One Sunday in April he is sleeping when he hears a banging, loud and insistent, and he w
akes, groggily, and then turns onto his side, holding the pillow over his head and keeping his eyes closed, and eventually the banging stops. So when he feels someone touch him, gently, on his arm, he shouts and flops over and sees it is Richard, sitting next to him.
“I’m sorry, Jude,” says Richard. And then, “Have you been sleeping all day?”
He swallows, sits up halfway. On Sundays he keeps all the shades lowered, all the curtains drawn; he can never tell, really, whether it is night or day. “Yes,” he says. “I’m tired.”
“Well,” says Richard after a silence. “I’m sorry to barge in like this. But you weren’t answering your phone, and I wanted you to come downstairs and have dinner with me.”
“Oh, Richard, I don’t know,” he says, trying to think of an excuse. Richard is right: he turns off his phone, all phones, for his Sunday cocooning, so nothing will interrupt his slumber, his attempts to find Willem in his dreams. “I’m not feeling that great. I’m not going to be good company.”
“I’m not expecting entertainment, Jude,” Richard says, and smiles at him a bit. “Come on. You have to eat something. It’s just going to be you and me; India’s upstate at her friend’s this weekend.”
They are both quiet for a long time. He looks about the room, his messy bed. The air smells close, of sandalwood and steam heat from the radiator. “Come on, Jude,” Richard says, in a low voice. “Come have dinner with me.”
“Okay,” he says at last. “Okay.”
“Okay,” Richard says, standing. “I’ll see you downstairs in half an hour.”

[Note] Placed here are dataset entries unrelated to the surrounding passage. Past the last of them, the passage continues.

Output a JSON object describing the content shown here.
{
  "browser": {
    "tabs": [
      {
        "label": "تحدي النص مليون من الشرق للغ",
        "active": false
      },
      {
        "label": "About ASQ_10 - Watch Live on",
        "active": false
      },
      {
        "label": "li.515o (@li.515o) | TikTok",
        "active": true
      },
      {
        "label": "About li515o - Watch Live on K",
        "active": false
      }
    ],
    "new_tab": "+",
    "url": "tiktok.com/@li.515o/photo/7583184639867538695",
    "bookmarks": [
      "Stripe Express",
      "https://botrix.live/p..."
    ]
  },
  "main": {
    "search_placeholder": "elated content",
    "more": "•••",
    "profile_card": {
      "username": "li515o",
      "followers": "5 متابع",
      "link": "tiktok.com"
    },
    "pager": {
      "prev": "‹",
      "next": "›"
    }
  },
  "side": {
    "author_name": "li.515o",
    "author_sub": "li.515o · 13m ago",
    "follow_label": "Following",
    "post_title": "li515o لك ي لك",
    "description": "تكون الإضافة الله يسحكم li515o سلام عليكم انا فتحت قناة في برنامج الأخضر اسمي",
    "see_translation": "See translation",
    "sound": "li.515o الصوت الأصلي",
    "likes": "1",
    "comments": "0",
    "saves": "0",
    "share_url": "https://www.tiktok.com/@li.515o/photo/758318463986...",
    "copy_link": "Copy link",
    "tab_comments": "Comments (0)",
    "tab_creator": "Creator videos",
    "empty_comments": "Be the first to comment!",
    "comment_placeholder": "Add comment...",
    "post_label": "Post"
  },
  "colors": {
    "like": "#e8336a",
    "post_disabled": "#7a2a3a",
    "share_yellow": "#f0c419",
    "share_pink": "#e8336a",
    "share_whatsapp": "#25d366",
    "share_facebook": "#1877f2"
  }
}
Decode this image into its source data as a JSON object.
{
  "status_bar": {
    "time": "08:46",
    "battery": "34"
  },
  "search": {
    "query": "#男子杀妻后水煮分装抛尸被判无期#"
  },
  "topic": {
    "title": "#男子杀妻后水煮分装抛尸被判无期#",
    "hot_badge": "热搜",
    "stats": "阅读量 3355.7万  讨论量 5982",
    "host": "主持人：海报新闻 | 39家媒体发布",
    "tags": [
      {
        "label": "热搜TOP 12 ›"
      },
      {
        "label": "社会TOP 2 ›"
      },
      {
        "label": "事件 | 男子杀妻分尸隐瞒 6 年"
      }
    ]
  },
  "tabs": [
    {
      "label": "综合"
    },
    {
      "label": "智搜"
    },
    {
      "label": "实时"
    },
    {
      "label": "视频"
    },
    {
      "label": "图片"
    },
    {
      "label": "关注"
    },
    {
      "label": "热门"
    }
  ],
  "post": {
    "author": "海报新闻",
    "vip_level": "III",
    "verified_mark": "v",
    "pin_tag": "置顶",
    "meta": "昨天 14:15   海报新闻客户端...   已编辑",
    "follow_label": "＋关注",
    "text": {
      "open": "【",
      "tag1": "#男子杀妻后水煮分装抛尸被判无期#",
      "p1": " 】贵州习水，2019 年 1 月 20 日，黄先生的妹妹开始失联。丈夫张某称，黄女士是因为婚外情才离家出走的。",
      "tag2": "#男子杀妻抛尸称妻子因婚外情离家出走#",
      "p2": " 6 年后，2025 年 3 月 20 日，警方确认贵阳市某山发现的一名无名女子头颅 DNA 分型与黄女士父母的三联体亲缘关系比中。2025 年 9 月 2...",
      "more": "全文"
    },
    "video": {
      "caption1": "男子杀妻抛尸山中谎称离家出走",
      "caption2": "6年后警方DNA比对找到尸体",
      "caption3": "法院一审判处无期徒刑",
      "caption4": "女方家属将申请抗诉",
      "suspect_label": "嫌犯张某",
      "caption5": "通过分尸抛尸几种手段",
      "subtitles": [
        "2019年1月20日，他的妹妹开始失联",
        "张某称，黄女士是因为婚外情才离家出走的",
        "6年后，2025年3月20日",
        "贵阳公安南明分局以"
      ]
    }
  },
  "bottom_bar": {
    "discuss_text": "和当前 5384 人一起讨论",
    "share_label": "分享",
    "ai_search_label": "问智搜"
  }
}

He showers, and then down he goes, with a bottle of Tempranillo he remembers that Richard likes. In the apartment he is waved away from the kitchen, and so he sits at the long table that dominates the space, which can and has sat twenty-four, and strokes Richard’s cat, Mustache, which has jumped into his lap. He remembers the first time he saw this apartment with its dangling chandeliers and its large beeswax sculptures; over the years it has become more domesticated, but it is still, indisputably, Richard’s, with its palette of bone-white and wax-yellow, although now India’s paintings, bright, violent abstractions of female nudes, hang on the walls, and there are carpets on the floor. It has been months since he’s been inside this apartment, where he used to visit at least once a week. He still sees Richard, of course, but only in passing; mostly, he tries to avoid him, and when Richard calls him to have dinner or asks to stop by, he always says he is too busy, too tired.